Launch HN: BoardBoss, enhancing physical board games with AR and Computer Vision - yeldarb
https://boardboss.com
======
yeldarb
Excited to share our new app, BoardBoss, which brings the best features from
apps to physical board games.

Our core belief is that games are way more fun to play in real life with your
friends around a table than with your nose in screen. But there are trade-
offs; some features currently are only available via software. Our goal is to
merge the best of the digital and physical worlds.

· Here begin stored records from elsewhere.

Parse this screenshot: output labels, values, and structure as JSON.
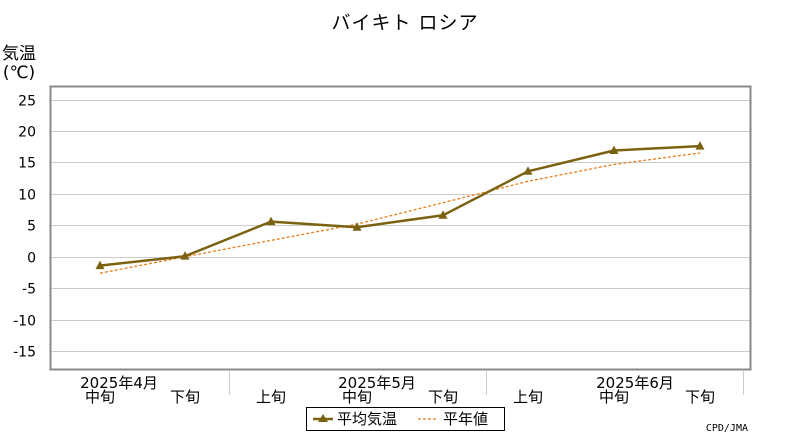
{
  "chart_data": {
    "type": "line",
    "title": "バイキト ロシア",
    "ylabel_line1": "気温",
    "ylabel_line2": "(℃)",
    "ylim": [
      -18,
      27
    ],
    "yticks": [
      25,
      20,
      15,
      10,
      5,
      0,
      -5,
      -10,
      -15
    ],
    "categories": [
      "中旬",
      "下旬",
      "上旬",
      "中旬",
      "下旬",
      "上旬",
      "中旬",
      "下旬"
    ],
    "month_labels": [
      "2025年4月",
      "2025年5月",
      "2025年6月"
    ],
    "series": [
      {
        "name": "平均気温",
        "values": [
          -1.4,
          0.1,
          5.6,
          4.7,
          6.6,
          13.6,
          16.9,
          17.6
        ],
        "color": "#7a6210"
      },
      {
        "name": "平年値",
        "values": [
          -2.6,
          0.0,
          2.6,
          5.2,
          8.6,
          12.0,
          14.7,
          16.5
        ],
        "color": "#e87f1e"
      }
    ],
    "grid": true,
    "legend_position": "bottom-center",
    "credit": "CPD/JMA"
  }
}
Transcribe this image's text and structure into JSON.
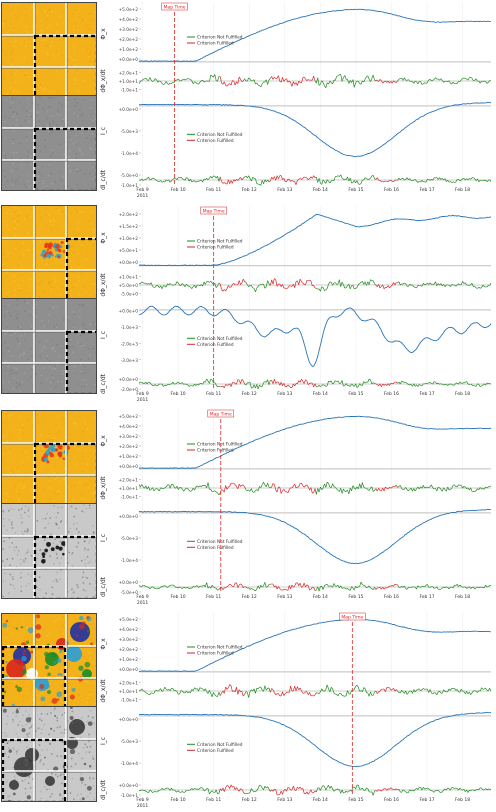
{
  "colors": {
    "blue": "#2b76b7",
    "green": "#1e8c1e",
    "red": "#d62728",
    "maptime": "#d62728",
    "gridline": "#999999",
    "tile_border": "#555555"
  },
  "chart_data": [
    {
      "type": "line",
      "x_dates": [
        "Feb 9",
        "Feb 10",
        "Feb 11",
        "Feb 12",
        "Feb 13",
        "Feb 14",
        "Feb 15",
        "Feb 16",
        "Feb 17",
        "Feb 18"
      ],
      "year_label": "2011",
      "map_time_label": "Map Time",
      "map_time_x": 9.9,
      "legend": [
        "Criterion Not Fulfilled",
        "Criterion Fulfilled"
      ],
      "panels": [
        {
          "ylabel": "Φ_x",
          "ticks": [
            "+5.0e+2",
            "+4.0e+2",
            "+3.0e+2",
            "+2.0e+2",
            "+1.0e+2",
            "+0.0e+0"
          ],
          "series": "flux_up_early"
        },
        {
          "ylabel": "dΦ_x/dt",
          "ticks": [
            "+2.0e+1",
            "+1.0e+1",
            "-1.0e+1"
          ],
          "series": "deriv"
        },
        {
          "ylabel": "I_c",
          "ticks": [
            "+0.0e+0",
            "-5.0e+3",
            "-1.0e+4"
          ],
          "series": "dip_mid"
        },
        {
          "ylabel": "dI_c/dt",
          "ticks": [
            "-5.0e+0",
            "-1.0e+1"
          ],
          "series": "deriv2"
        }
      ]
    },
    {
      "type": "line",
      "x_dates": [
        "Feb 9",
        "Feb 10",
        "Feb 11",
        "Feb 12",
        "Feb 13",
        "Feb 14",
        "Feb 15",
        "Feb 16",
        "Feb 17",
        "Feb 18"
      ],
      "year_label": "2011",
      "map_time_label": "Map Time",
      "map_time_x": 11.0,
      "legend": [
        "Criterion Not Fulfilled",
        "Criterion Fulfilled"
      ],
      "panels": [
        {
          "ylabel": "Φ_x",
          "ticks": [
            "+2.0e+2",
            "+1.5e+2",
            "+1.0e+2",
            "+5.0e+1",
            "+0.0e+0"
          ],
          "series": "flux_peak14"
        },
        {
          "ylabel": "dΦ_x/dt",
          "ticks": [
            "+1.0e+1",
            "+5.0e+0",
            "-5.0e+0"
          ],
          "series": "deriv"
        },
        {
          "ylabel": "I_c",
          "ticks": [
            "+0.0e+0",
            "-1.0e+3",
            "-2.0e+3",
            "-3.0e+3"
          ],
          "series": "noisy_dip"
        },
        {
          "ylabel": "dI_c/dt",
          "ticks": [
            "+0.0e+0",
            "-2.0e+0"
          ],
          "series": "deriv2"
        }
      ]
    },
    {
      "type": "line",
      "x_dates": [
        "Feb 9",
        "Feb 10",
        "Feb 11",
        "Feb 12",
        "Feb 13",
        "Feb 14",
        "Feb 15",
        "Feb 16",
        "Feb 17",
        "Feb 18"
      ],
      "year_label": "2011",
      "map_time_label": "Map Time",
      "map_time_x": 11.2,
      "legend": [
        "Criterion Not Fulfilled",
        "Criterion Fulfilled"
      ],
      "panels": [
        {
          "ylabel": "Φ_x",
          "ticks": [
            "+5.0e+2",
            "+4.0e+2",
            "+3.0e+2",
            "+2.0e+2",
            "+1.0e+2",
            "+0.0e+0"
          ],
          "series": "flux_up_early"
        },
        {
          "ylabel": "dΦ_x/dt",
          "ticks": [
            "+2.0e+1",
            "+1.0e+1",
            "-1.0e+1"
          ],
          "series": "deriv"
        },
        {
          "ylabel": "I_c",
          "ticks": [
            "+0.0e+0",
            "-5.0e+3",
            "-1.0e+4"
          ],
          "series": "dip_mid"
        },
        {
          "ylabel": "dI_c/dt",
          "ticks": [
            "+0.0e+0",
            "-5.0e+0"
          ],
          "series": "deriv2"
        }
      ]
    },
    {
      "type": "line",
      "x_dates": [
        "Feb 9",
        "Feb 10",
        "Feb 11",
        "Feb 12",
        "Feb 13",
        "Feb 14",
        "Feb 15",
        "Feb 16",
        "Feb 17",
        "Feb 18"
      ],
      "year_label": "2011",
      "map_time_label": "Map Time",
      "map_time_x": 14.9,
      "legend": [
        "Criterion Not Fulfilled",
        "Criterion Fulfilled"
      ],
      "panels": [
        {
          "ylabel": "Φ_x",
          "ticks": [
            "+5.0e+2",
            "+4.0e+2",
            "+3.0e+2",
            "+2.0e+2",
            "+1.0e+2",
            "+0.0e+0"
          ],
          "series": "flux_up_early"
        },
        {
          "ylabel": "dΦ_x/dt",
          "ticks": [
            "+2.0e+1",
            "+1.0e+1",
            "-1.0e+1"
          ],
          "series": "deriv"
        },
        {
          "ylabel": "I_c",
          "ticks": [
            "+0.0e+0",
            "-5.0e+3",
            "-1.0e+4"
          ],
          "series": "dip_mid"
        },
        {
          "ylabel": "dI_c/dt",
          "ticks": [
            "+0.0e+0",
            "-1.0e+1"
          ],
          "series": "deriv2"
        }
      ]
    }
  ],
  "tiles": [
    {
      "kind": "magnetogram",
      "highlight": [
        1,
        1
      ]
    },
    {
      "kind": "continuum",
      "highlight": [
        1,
        1
      ]
    },
    {
      "kind": "magnetogram_active",
      "highlight": [
        2,
        1
      ]
    },
    {
      "kind": "continuum",
      "highlight": [
        2,
        1
      ]
    },
    {
      "kind": "magnetogram_active2",
      "highlight": [
        1,
        1
      ]
    },
    {
      "kind": "continuum_spots",
      "highlight": [
        1,
        1
      ]
    },
    {
      "kind": "magnetogram_strong",
      "highlight": [
        0,
        1
      ]
    },
    {
      "kind": "continuum_bigspots",
      "highlight": [
        0,
        1
      ]
    }
  ]
}
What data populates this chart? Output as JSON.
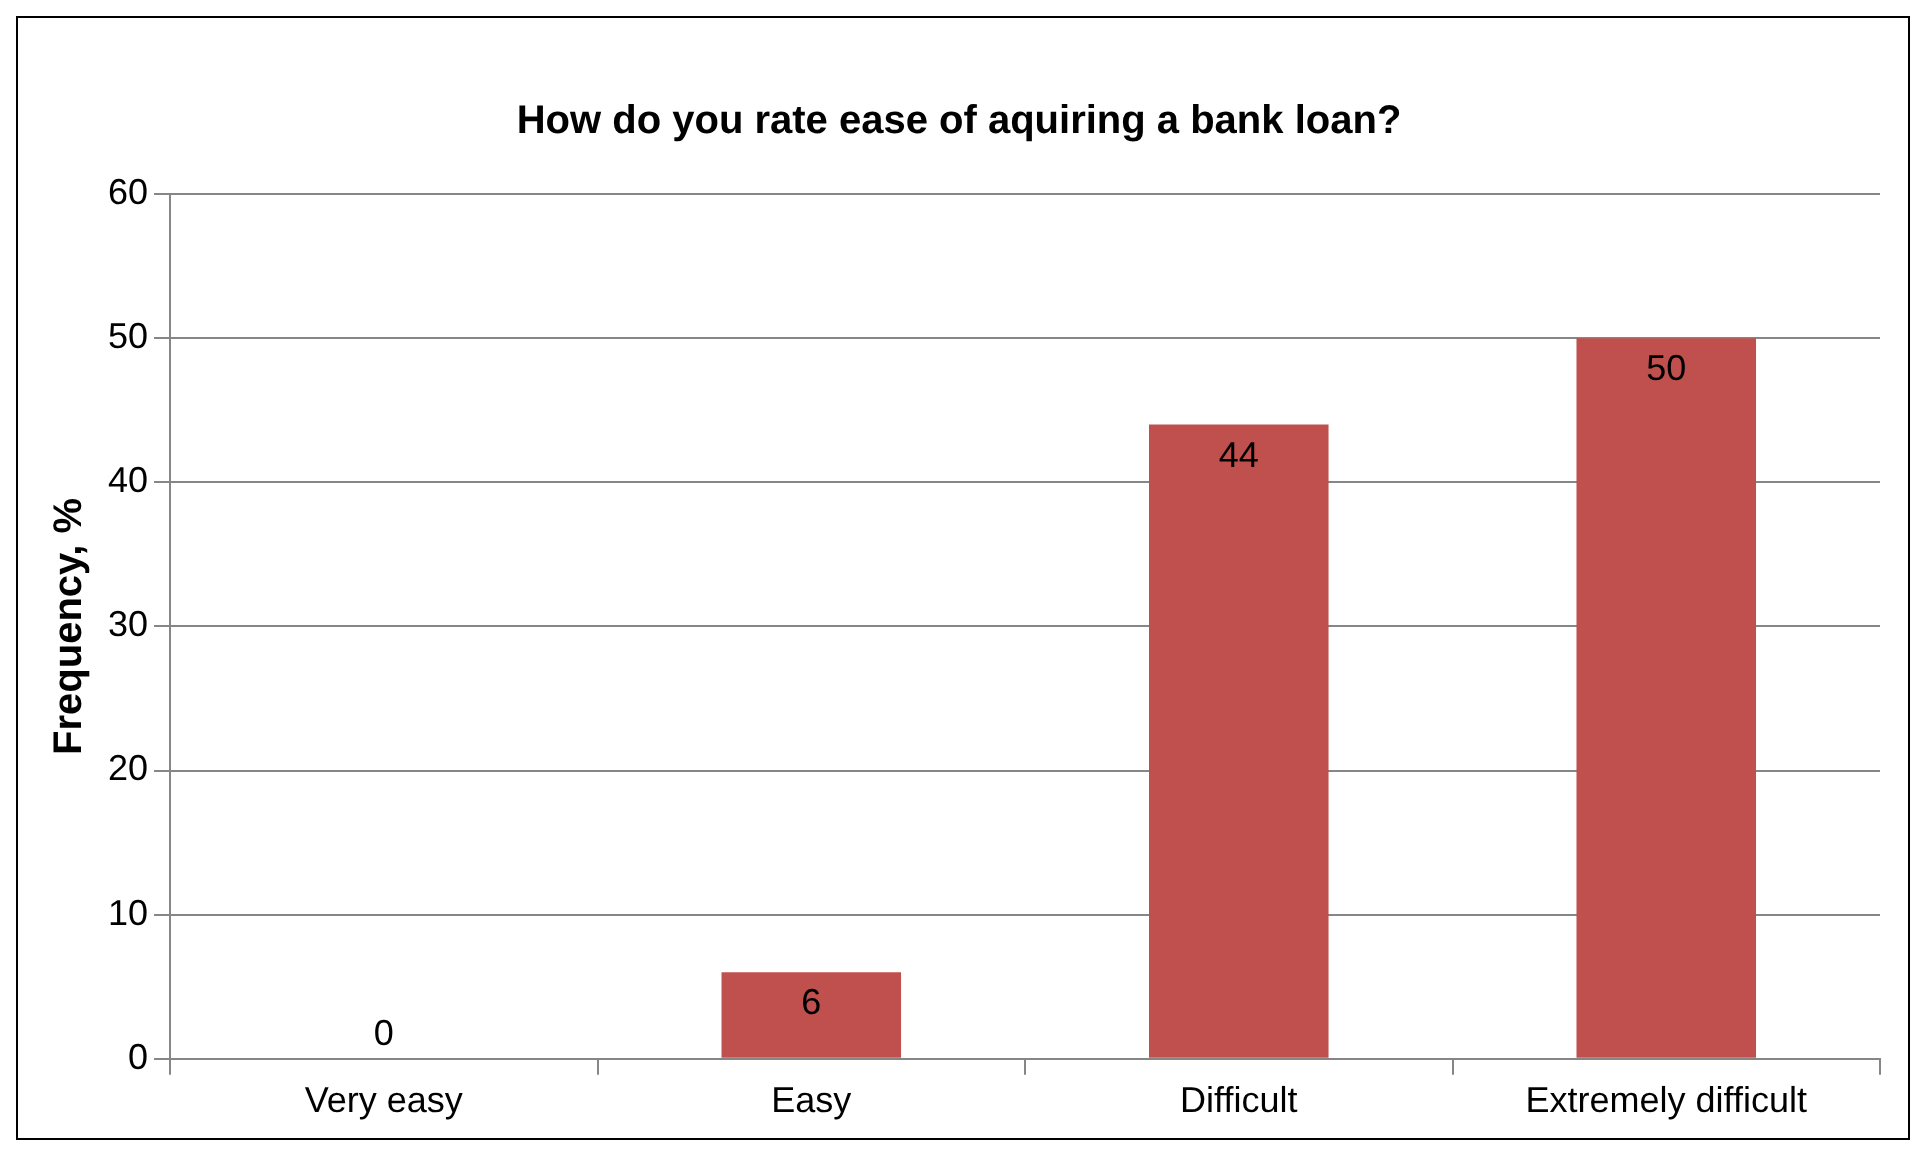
{
  "chart_data": {
    "type": "bar",
    "title": "How do you rate ease of aquiring a bank loan?",
    "ylabel": "Frequency, %",
    "categories": [
      "Very easy",
      "Easy",
      "Difficult",
      "Extremely difficult"
    ],
    "values": [
      0,
      6,
      44,
      50
    ],
    "color": "#c0504d",
    "ylim": [
      0,
      60
    ],
    "yticks": [
      0,
      10,
      20,
      30,
      40,
      50,
      60
    ],
    "grid": "y",
    "data_labels": true,
    "legend": false
  }
}
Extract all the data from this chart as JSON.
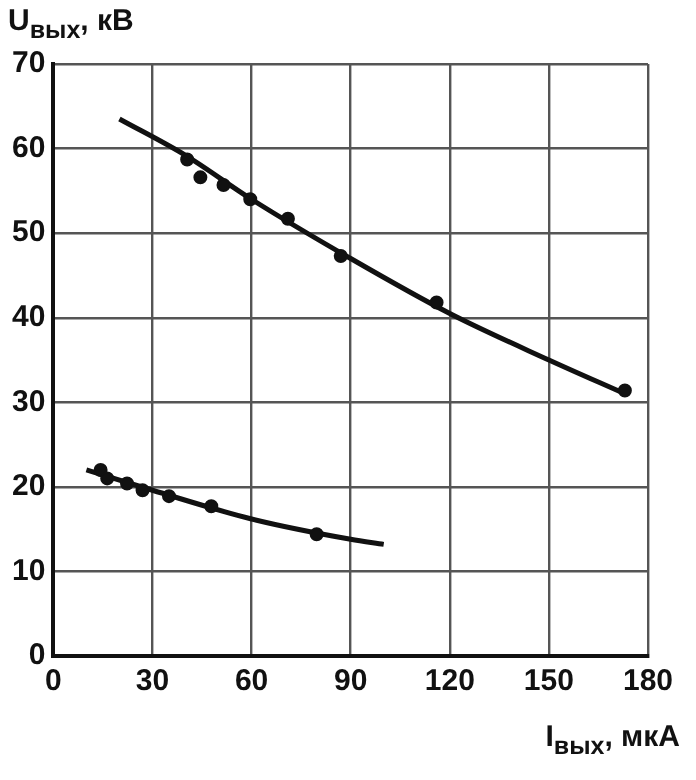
{
  "chart_data": {
    "type": "scatter",
    "xlabel": "I$_{вых}$, мкА",
    "ylabel": "U$_{вых}$, кВ",
    "series": [
      {
        "type": "scatter",
        "color": "#111111",
        "marker": "circle",
        "x": [
          40.5,
          44.5,
          51.5,
          59.6,
          71,
          87,
          116,
          173
        ],
        "values": [
          58.7,
          56.6,
          55.7,
          54,
          51.7,
          47.3,
          41.8,
          31.4
        ]
      },
      {
        "type": "line",
        "color": "#111111",
        "marker": "none",
        "line_style": "solid",
        "x": [
          20,
          40,
          60,
          90,
          120,
          150,
          173
        ],
        "values": [
          63.5,
          59.2,
          54,
          47,
          40.5,
          35,
          31
        ]
      },
      {
        "type": "scatter",
        "color": "#111111",
        "marker": "circle",
        "x": [
          14.3,
          16.3,
          22.3,
          27,
          35,
          47.8,
          79.7
        ],
        "values": [
          22,
          21,
          20.4,
          19.6,
          18.9,
          17.7,
          14.4
        ]
      },
      {
        "type": "line",
        "color": "#111111",
        "marker": "none",
        "line_style": "solid",
        "x": [
          10,
          30,
          60,
          90,
          100
        ],
        "values": [
          22,
          19.6,
          16.2,
          13.8,
          13.2
        ]
      }
    ],
    "xlim": [
      0,
      180
    ],
    "xticks": [
      0,
      30,
      60,
      90,
      120,
      150,
      180
    ],
    "ylim": [
      0,
      70
    ],
    "yticks": [
      0,
      10,
      20,
      30,
      40,
      50,
      60,
      70
    ],
    "grid": true,
    "legend": false
  }
}
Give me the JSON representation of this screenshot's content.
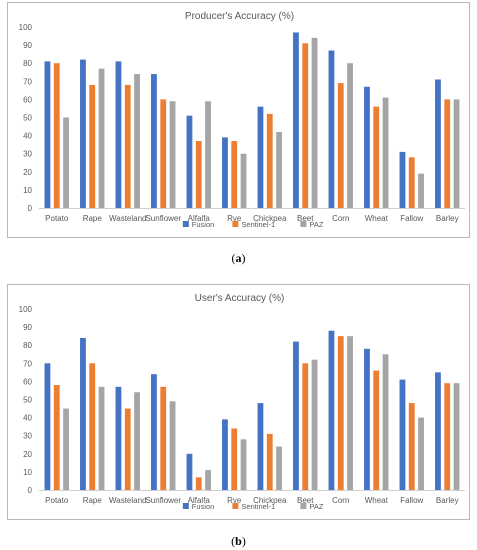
{
  "chart_data": [
    {
      "type": "bar",
      "title": "Producer's Accuracy (%)",
      "categories": [
        "Potato",
        "Rape",
        "Wasteland",
        "Sunflower",
        "Alfalfa",
        "Rye",
        "Chickpea",
        "Beet",
        "Corn",
        "Wheat",
        "Fallow",
        "Barley"
      ],
      "series": [
        {
          "name": "Fusion",
          "color": "#4472c4",
          "values": [
            81,
            82,
            81,
            74,
            51,
            39,
            56,
            97,
            87,
            67,
            31,
            71
          ]
        },
        {
          "name": "Sentinel-1",
          "color": "#ed7d31",
          "values": [
            80,
            68,
            68,
            60,
            37,
            37,
            52,
            91,
            69,
            56,
            28,
            60
          ]
        },
        {
          "name": "PAZ",
          "color": "#a5a5a5",
          "values": [
            50,
            77,
            74,
            59,
            59,
            30,
            42,
            94,
            80,
            61,
            19,
            60
          ]
        }
      ],
      "ylim": [
        0,
        100
      ],
      "yticks": [
        0,
        10,
        20,
        30,
        40,
        50,
        60,
        70,
        80,
        90,
        100
      ],
      "grid": false,
      "legend": "bottom-center"
    },
    {
      "type": "bar",
      "title": "User's Accuracy (%)",
      "categories": [
        "Potato",
        "Rape",
        "Wasteland",
        "Sunflower",
        "Alfalfa",
        "Rye",
        "Chickpea",
        "Beet",
        "Corn",
        "Wheat",
        "Fallow",
        "Barley"
      ],
      "series": [
        {
          "name": "Fusion",
          "color": "#4472c4",
          "values": [
            70,
            84,
            57,
            64,
            20,
            39,
            48,
            82,
            88,
            78,
            61,
            65
          ]
        },
        {
          "name": "Sentinel-1",
          "color": "#ed7d31",
          "values": [
            58,
            70,
            45,
            57,
            7,
            34,
            31,
            70,
            85,
            66,
            48,
            59
          ]
        },
        {
          "name": "PAZ",
          "color": "#a5a5a5",
          "values": [
            45,
            57,
            54,
            49,
            11,
            28,
            24,
            72,
            85,
            75,
            40,
            59
          ]
        }
      ],
      "ylim": [
        0,
        100
      ],
      "yticks": [
        0,
        10,
        20,
        30,
        40,
        50,
        60,
        70,
        80,
        90,
        100
      ],
      "grid": false,
      "legend": "bottom-center"
    }
  ],
  "captions": {
    "a": {
      "open": "(",
      "letter": "a",
      "close": ")"
    },
    "b": {
      "open": "(",
      "letter": "b",
      "close": ")"
    }
  }
}
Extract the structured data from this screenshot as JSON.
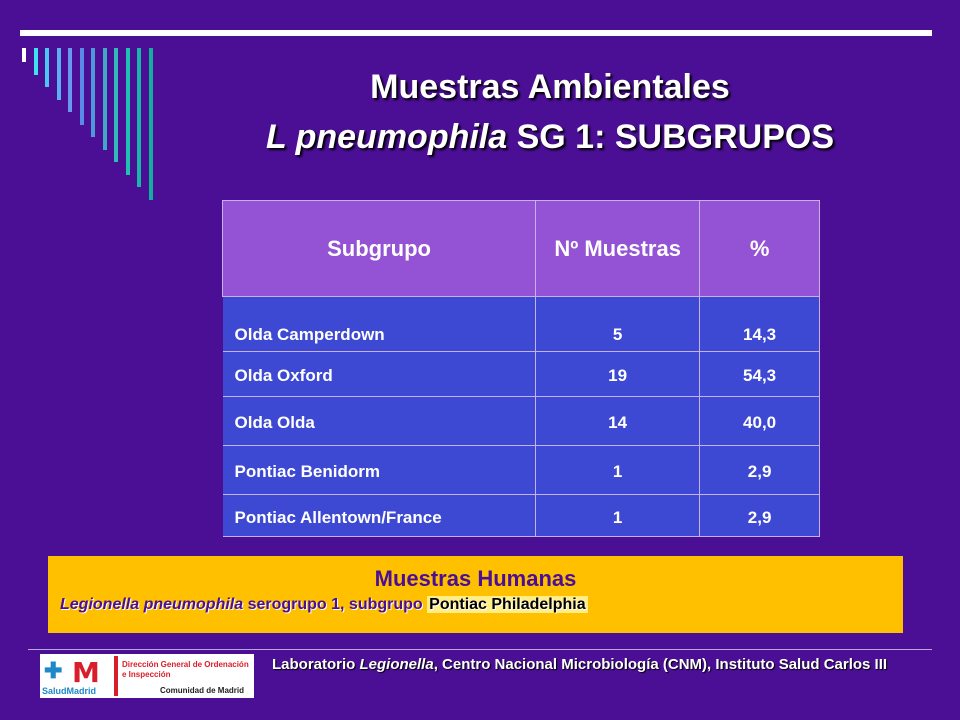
{
  "title": {
    "line1": "Muestras Ambientales",
    "line2_italic": "L pneumophila",
    "line2_rest": " SG 1: SUBGRUPOS"
  },
  "table": {
    "headers": [
      "Subgrupo",
      "Nº Muestras",
      "%"
    ],
    "rows": [
      {
        "subgrupo": "Olda Camperdown",
        "n": "5",
        "pct": "14,3"
      },
      {
        "subgrupo": "Olda Oxford",
        "n": "19",
        "pct": "54,3"
      },
      {
        "subgrupo": "Olda Olda",
        "n": "14",
        "pct": "40,0"
      },
      {
        "subgrupo": "Pontiac Benidorm",
        "n": "1",
        "pct": "2,9"
      },
      {
        "subgrupo": "Pontiac Allentown/France",
        "n": "1",
        "pct": "2,9"
      }
    ]
  },
  "humanas": {
    "title": "Muestras Humanas",
    "sub_italic": "Legionella pneumophila",
    "sub_mid": " serogrupo 1, subgrupo ",
    "sub_highlight": "Pontiac Philadelphia"
  },
  "footer": {
    "lab_pre": "Laboratorio ",
    "lab_italic": "Legionella",
    "lab_post": ", Centro Nacional Microbiología (CNM), Instituto Salud Carlos III"
  },
  "logo": {
    "salud": "SaludMadrid",
    "direccion": "Dirección General de Ordenación e Inspección",
    "comunidad": "Comunidad de Madrid"
  },
  "colors": {
    "background": "#4B0F96",
    "header_cell": "#9452D4",
    "body_cell": "#3D49D2",
    "humanas_box": "#FFC000"
  }
}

The first game we enhance is Boggle (where you try to find words in a letter
grid). The challenge with playing Boggle in real-life is that if there's a
good word that nobody finds you'll never know. You're only improving your
skill as quickly as the best player around the table. With BoardBoss, you scan
the board at the end of the game and it shows you the words everyone missed.
This is a feature common in Boggle apps that wasn't feasible when playing in
real-life.

Our plans are to expand to other games soon. Last week we built the prototype
for adding Chess[1] to the app and we previously launched a proof of concept
that solved Sudoku puzzles[2].

Curious what other board games you play and whether you have ideas for how
they could be enhanced with software features.

[1]
[https://news.ycombinator.com/item?id=21162466](https://news.ycombinator.com/item?id=21162466)

[2]
[https://twitter.com/braddwyer/status/910030265006923776](https://twitter.com/braddwyer/status/910030265006923776)